В 1945 году к К. Ясперсу является представитель американских войск, чтобы узнать его мнение (мнение интеллигента, отказавшегося от сотрудничества с нацизмом) по вопросу о будущем Германии. Ясперс мучительно переживает эту встречу; он заявляет, что в послевоенной Германии нет сил, которые могли бы принять на себя ответственность за будущее страны, и что установление нового политического порядка есть право и обязанность самих американцев.[41]

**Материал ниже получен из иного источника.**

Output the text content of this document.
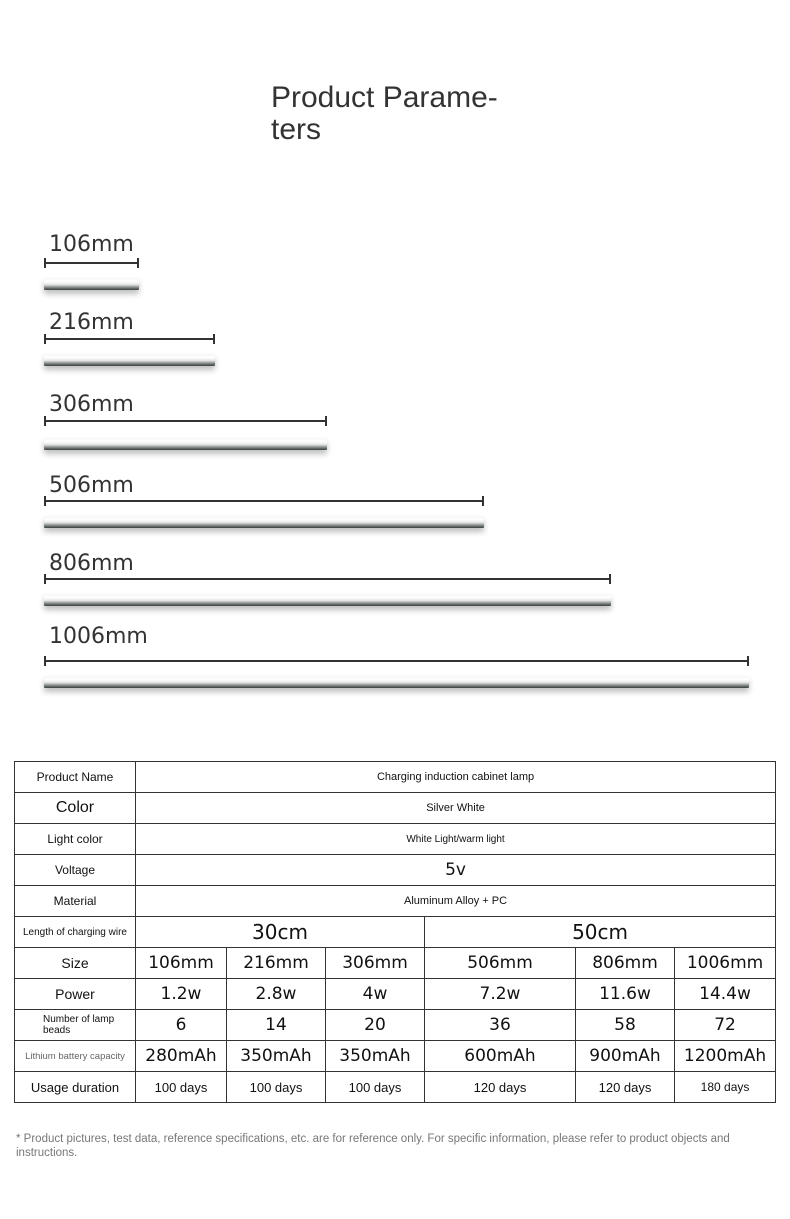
Product Parame-
ters
106mm
216mm
306mm
506mm
806mm
1006mm
Product Name	Charging induction cabinet lamp					
Color	Silver White					
Light color	White Light/warm light					
Voltage	5v					
Material	Aluminum Alloy + PC					
Length of charging wire	30cm			50cm		
Size	106mm	216mm	306mm	506mm	806mm	1006mm
Power	1.2w	2.8w	4w	7.2w	11.6w	14.4w
Number of lamp beads	6	14	20	36	58	72
Lithium battery capacity	280mAh	350mAh	350mAh	600mAh	900mAh	1200mAh
Usage duration	100 days	100 days	100 days	120 days	120 days	180 days
* Product pictures, test data, reference specifications, etc. are for reference only. For specific information, please refer to product objects and instructions.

Человек, сумевший не капитулировать перед Гитлером, дает типично капитулянтский ответ, как только дело доходит до его собственного политического решения: привычка к оккупационному режиму, к тому, что национальная политика есть чье-то чужое дело, «готовое установление», выразилась в данном случае совершенно отчетливо. И самое страшное состояло в том, что последовательно экзистенциалистское мнение Ясперса действительно соответствовало настроению многих честных интеллигентов, живших инерцией подпольного существования и опиравшихся на философию исторического саботажа.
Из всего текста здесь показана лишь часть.